Satu dari 200 orang di dunia menderita vitiligo. Gangguan imunitas tubuh ini paling kentara pada orang berkulit hitam, karena sebagian kulit kehilangan pigmen coklat. Tetapi, penyakit ini juga dapat menyerang orang berkulit lebih terang.

Belum ada pengobatan yang berhasil. Krim steroid sebagian besar tidak manjur, sementara cangkok kulit menyakitkan dan mahal.

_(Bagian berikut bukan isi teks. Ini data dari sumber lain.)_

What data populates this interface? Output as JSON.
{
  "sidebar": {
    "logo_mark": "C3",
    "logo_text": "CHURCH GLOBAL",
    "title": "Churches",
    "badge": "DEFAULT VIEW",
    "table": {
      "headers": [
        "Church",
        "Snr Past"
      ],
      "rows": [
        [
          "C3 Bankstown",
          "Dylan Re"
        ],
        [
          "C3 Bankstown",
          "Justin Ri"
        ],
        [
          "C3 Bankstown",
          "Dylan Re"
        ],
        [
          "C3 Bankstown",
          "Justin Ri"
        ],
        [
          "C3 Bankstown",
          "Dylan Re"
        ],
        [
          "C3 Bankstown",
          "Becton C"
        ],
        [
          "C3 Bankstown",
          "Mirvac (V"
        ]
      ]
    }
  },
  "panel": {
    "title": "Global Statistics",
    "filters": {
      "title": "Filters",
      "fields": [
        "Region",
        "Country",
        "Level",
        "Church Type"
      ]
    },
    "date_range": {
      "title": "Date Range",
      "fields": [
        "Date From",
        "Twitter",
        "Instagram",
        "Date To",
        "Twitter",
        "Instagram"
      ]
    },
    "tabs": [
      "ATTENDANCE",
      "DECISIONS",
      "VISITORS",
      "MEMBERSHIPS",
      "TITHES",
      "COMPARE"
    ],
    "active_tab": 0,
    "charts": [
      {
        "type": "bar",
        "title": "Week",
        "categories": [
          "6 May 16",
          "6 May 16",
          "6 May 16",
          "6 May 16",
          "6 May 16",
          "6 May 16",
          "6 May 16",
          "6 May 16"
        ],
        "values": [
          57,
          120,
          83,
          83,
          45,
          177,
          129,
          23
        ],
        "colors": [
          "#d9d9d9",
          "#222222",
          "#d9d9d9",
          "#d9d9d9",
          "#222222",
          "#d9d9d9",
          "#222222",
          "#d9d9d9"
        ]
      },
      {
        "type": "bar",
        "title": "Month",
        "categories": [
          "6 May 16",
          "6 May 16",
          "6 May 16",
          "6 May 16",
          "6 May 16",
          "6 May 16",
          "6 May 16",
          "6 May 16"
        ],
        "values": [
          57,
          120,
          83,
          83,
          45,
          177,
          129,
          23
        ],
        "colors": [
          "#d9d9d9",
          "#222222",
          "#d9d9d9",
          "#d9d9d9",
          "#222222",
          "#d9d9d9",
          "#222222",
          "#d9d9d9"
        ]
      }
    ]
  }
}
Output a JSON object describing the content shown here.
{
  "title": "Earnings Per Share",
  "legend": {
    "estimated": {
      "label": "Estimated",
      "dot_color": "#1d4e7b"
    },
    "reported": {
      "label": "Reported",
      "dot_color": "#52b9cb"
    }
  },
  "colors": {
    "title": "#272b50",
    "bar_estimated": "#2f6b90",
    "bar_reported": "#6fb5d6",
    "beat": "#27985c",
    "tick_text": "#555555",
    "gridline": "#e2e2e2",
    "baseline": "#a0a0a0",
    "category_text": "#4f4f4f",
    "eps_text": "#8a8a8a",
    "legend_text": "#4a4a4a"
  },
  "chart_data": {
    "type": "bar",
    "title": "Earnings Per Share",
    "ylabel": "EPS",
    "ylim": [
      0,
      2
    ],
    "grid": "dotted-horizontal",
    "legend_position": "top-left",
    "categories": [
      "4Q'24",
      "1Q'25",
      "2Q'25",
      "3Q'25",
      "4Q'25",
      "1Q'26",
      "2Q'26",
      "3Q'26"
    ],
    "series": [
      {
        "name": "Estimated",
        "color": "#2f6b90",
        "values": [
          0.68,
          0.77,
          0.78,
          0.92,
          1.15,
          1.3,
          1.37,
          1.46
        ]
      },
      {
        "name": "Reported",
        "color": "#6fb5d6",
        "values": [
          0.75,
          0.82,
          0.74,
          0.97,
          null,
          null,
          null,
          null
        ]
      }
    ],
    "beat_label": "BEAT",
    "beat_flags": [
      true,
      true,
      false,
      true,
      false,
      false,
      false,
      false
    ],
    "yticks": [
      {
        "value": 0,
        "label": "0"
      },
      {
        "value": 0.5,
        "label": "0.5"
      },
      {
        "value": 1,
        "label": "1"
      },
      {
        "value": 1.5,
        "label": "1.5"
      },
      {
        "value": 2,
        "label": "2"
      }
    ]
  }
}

Hilangnya pigmen atau depigmentasi terjadi karena sistem kekebalan tubuh menyerang melanosit, sel yang bertanggung jawab untuk warna kulit. Caroline Le Poole, peneliti Universitas Loyola di Chicago, mengatakan, orang biasanya mengalami gangguan ini setelah terpapar lingkungan yang ekstrem atau trauma. "Mereka, misalnya, pergi berlibur ke tempat yang sangat panas dan pulang. Kemudian tiba-tiba bercak mulai timbul, atau mereka mungkin digigit anjing dan kemudian bercak dimulai dari sana. Bahkan faktor psikologis juga ikut berperan," ujarnya. Misalnya kehilangan pekerjaan atau ditinggalkan orang yang dicintai.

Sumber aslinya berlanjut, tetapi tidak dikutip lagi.